Par ailleurs, la loi prévoit que les missions et programmes de l’école maternelle seront revisités. Elle ouvre aux zones d’éducation prioritaires la scolarisation à deux ans. Pour notre part, et c’est le sens de nos amendements, nous pensons que tous les enfants dont les parents le souhaitent doivent être accueillis partout dès deux ans pour garantir une meilleure scolarité. Bien sûr, cet accueil à deux ans nécessite une formation et des conditions d’encadrement spécifiques, comme je l’ai souligné dans ma proposition de loi relative à la scolarisation à deux ans.
Un autre sujet me tient particulièrement à cœur, celui de l’aide aux enfants en difficulté, car il est au cœur de nombreuses mobilisations : je veux parler des RASED. Les amendements adoptés par la commission visent à les conforter. Mais rien n’est dit dans le corps du projet sur les objectifs pédagogiques de ces réseaux et leurs rapports avec « le maître en plus ». Quid de la formation des maîtres spécialisés ? Quid de leur lieu de travail, dans ou à l’extérieur de la classe ?
Nous sommes satisfaits que soit acté le fait que l’enseignement artistique relève de l’Éducation nationale et non du périscolaire. Car il serait dommageable que ces enseignements et d’autres soient délégués.
Quant aux rythmes scolaires, leur réforme – nécessaire – pose également le problème de la qualité éducative du périscolaire. Cela demande que chaque commune dispose, au-delà de la première année, des moyens nécessaires pour avoir un encadrement qualifié et des locaux adaptés.

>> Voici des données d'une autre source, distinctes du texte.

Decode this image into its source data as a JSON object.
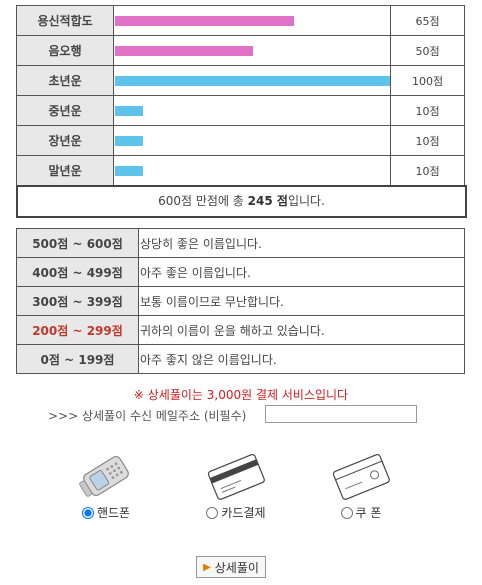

Une dernière remarque sur votre projet de loi, monsieur le ministre. Trop d’acteurs des équipes éducatives sont absents des conseils nationaux mis en place sur le programme et l’évaluation. Je vous propose, par amendements, d’y remédier, notamment par le biais de conseils consultatifs.

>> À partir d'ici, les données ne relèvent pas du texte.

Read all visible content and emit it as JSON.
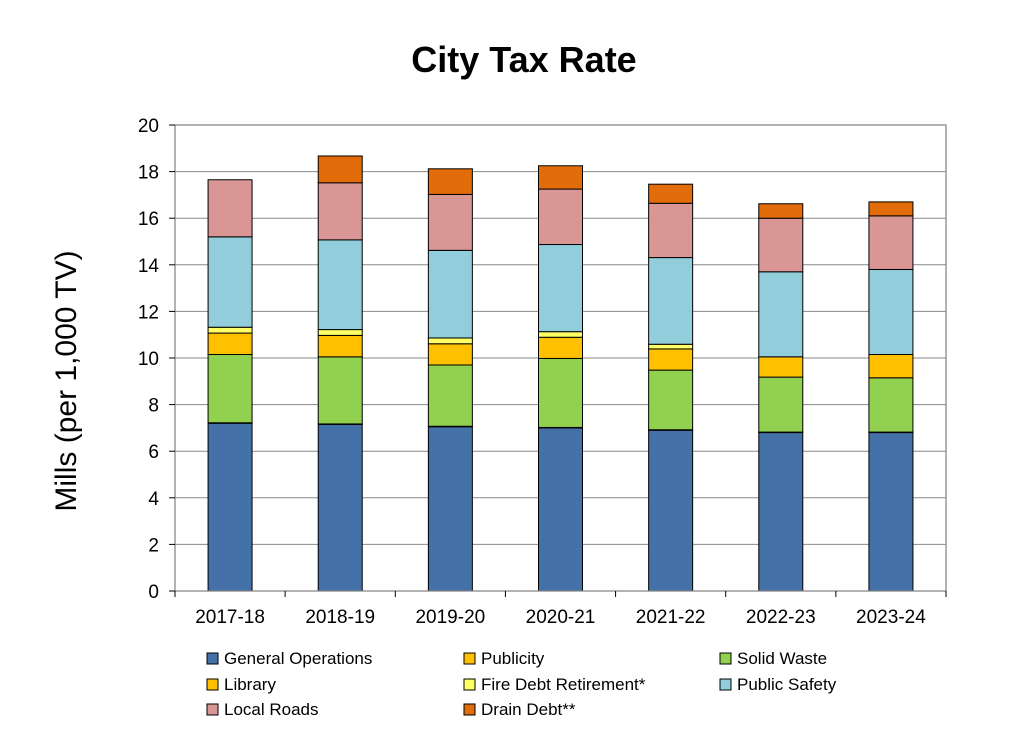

Pour conclure cette intervention, je voudrais dessiner une image de la refondation de l’école. Prenons cette refondation comme une belle maison à construire. Je dirai qu’avec le projet de loi qui nous est soumis, nous posons en grand nombre de premières pierres, mais le chantier est loin d’être terminé. Nous avons encore du travail à accomplir pour que cette loi permette à l’école de la République d’assurer la réussite de tous les élèves. Nous sommes disponibles, soyez en certain, monsieur le ministre, pour y travailler. (Applaudissements sur les bancs des groupes GDR, SRC, écologiste et RRDP.)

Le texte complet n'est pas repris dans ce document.